Cortex-M Accelerators

heliaCORE maps CMSIS-NN-compatible operators onto the accelerator features available on Ambiq Cortex-M targets.

In this guide, Cortex-M accelerators means:

  • scalar C baseline kernels,

  • the Cortex-M DSP extension,

  • MVE/Helium vector instructions,

  • and FPU/FP16 support where a kernel and device can use it.

MVE is the primary high-throughput path on Cortex-M55-class Apollo devices. DSP paths remain important for Apollo-class devices that do not include MVE.

For a concise family-by-family summary, see Operator & Kernel Coverage. For exact function prototypes and per-kernel behavior, see API.

Why coverage matters

Arm CMSIS-NN provides the trusted foundation for efficient neural-network kernels on Cortex-M. Ambiq HELIA profiling showed that real model graphs spend time in more than the largest convolution or matrix-multiply layer.

The practical gaps are often around:

  • padding and layout changes,

  • LeakyReLU and other activations,

  • reductions and comparisons,

  • quantization and classifier-tail operators,

  • and wrapper/buffer helpers needed by firmware integration.

heliaCORE adds 200+ accelerated operators and variants so these graph edges do not fall back to generic paths on Ambiq firmware targets.

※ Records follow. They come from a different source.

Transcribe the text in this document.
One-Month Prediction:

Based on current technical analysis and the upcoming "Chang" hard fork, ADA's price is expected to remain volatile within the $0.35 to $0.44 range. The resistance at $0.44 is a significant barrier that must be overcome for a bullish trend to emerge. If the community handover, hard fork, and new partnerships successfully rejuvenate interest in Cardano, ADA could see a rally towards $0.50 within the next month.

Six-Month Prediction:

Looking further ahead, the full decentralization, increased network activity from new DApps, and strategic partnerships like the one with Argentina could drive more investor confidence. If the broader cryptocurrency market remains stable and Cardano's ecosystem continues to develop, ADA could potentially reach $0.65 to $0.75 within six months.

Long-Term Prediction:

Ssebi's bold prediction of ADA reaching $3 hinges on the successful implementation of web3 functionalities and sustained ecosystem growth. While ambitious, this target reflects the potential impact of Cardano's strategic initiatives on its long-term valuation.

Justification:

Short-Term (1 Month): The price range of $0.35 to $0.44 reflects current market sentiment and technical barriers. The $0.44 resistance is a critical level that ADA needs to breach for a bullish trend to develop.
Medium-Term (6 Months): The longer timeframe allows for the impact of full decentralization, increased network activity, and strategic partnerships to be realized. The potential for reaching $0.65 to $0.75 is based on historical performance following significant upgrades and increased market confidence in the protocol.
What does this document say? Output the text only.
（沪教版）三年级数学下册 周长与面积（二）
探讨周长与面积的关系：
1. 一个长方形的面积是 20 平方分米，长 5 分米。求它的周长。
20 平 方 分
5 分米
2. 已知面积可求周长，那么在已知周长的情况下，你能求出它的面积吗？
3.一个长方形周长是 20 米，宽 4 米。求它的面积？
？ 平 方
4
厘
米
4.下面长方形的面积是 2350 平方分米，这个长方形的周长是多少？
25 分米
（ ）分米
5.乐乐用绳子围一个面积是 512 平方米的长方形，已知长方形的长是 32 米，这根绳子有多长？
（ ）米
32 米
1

What the acceleration paths are

baseline Scalar C Portable kernels for compatibility and for smaller Cortex-M0-class devices without specialized math extensions.
fixed-point DSP extension Packed scalar instructions selected with `ARM_MATH_DSP` for efficient int8, int16, and int32 quantized kernels.
vector MVE / Helium Arm M-Profile Vector Extension, selected with MVE feature macros such as `ARM_MATH_MVEI`, for high-throughput Cortex-M55 kernels.
floating point FPU / FP16 Hardware and compiler support for fp16/fp32 variants. It complements DSP or MVE rather than replacing them.

Why MVE is a big step

MVE 128-bit vector engine

MVE, also known as Helium, lets Cortex-M55 process many narrow values at once: 16 int8 lanes, 8 int16 or fp16 lanes, or 4 int32 or fp32 lanes per vector.

DSP Packed scalar math

The DSP extension accelerates fixed-point math with packed 8-bit and 16-bit operations, dual 16-bit MAC instructions, saturation, and fast accumulates.

Flow Whole-graph speed

Good kernels keep lanes busy across convolution, fully connected, activation, pooling, quantization, and layout operators, not only the obvious MAC-heavy layers.

MVE is not just a different intrinsic name. It changes the unit of work:

  • DSP improves scalar fixed-point loops with packed instructions.

  • MVE runs 128-bit vector operations with predication, vector MAC, dot-product patterns, saturation, and lane-wise data movement.

  • Expected gain is kernel and shape dependent, but favorable MAC-heavy int8 paths can make an up-to-8x speedup over DSP-style implementations plausible when data layout and memory traffic cooperate.

That is why heliaCORE treats MVE coverage as a primary design axis for Cortex-M55-class Ambiq devices, while still preserving DSP paths for Apollo devices that rely on them.

Coverage pressure from real model graphs

These internal counts explain why heliaCORE invests in both MAC-heavy kernels and the smaller operators that connect them.

Ambiq field-like suite 53 operator types 247 unique operator configurations and 963 total operator instances across internal HELIA-oriented model graphs.
MLPerf Tiny baseline 7 operator types 34 unique operator configurations and 80 total instances in a familiar public benchmark suite used here only for scale.
Coverage target 200+ optimized operators Accelerated variants cover both the high-cost math kernels and the glue operators that can dominate real deployment latency.

How to read the counts:

  • Operator types are distinct operator families.

  • Unique operators include dtype, shape pattern, or variant differences.

  • Operator instances are total appearances across model graphs.

MLPerf Tiny is included only as a familiar public scale reference.

Note

Scope This coverage view is based on Ambiq’s internal model suite. It is not a performance benchmark and is not a statement about the broader Arm CMSIS-NN ecosystem. For vendor-neutral Cortex-M kernel work, Arm CMSIS-NN remains the upstream ecosystem reference.

For measured cycle counts comparing MVE, DSP, and Scalar C on Apollo hardware, see Kernel Benchmarks.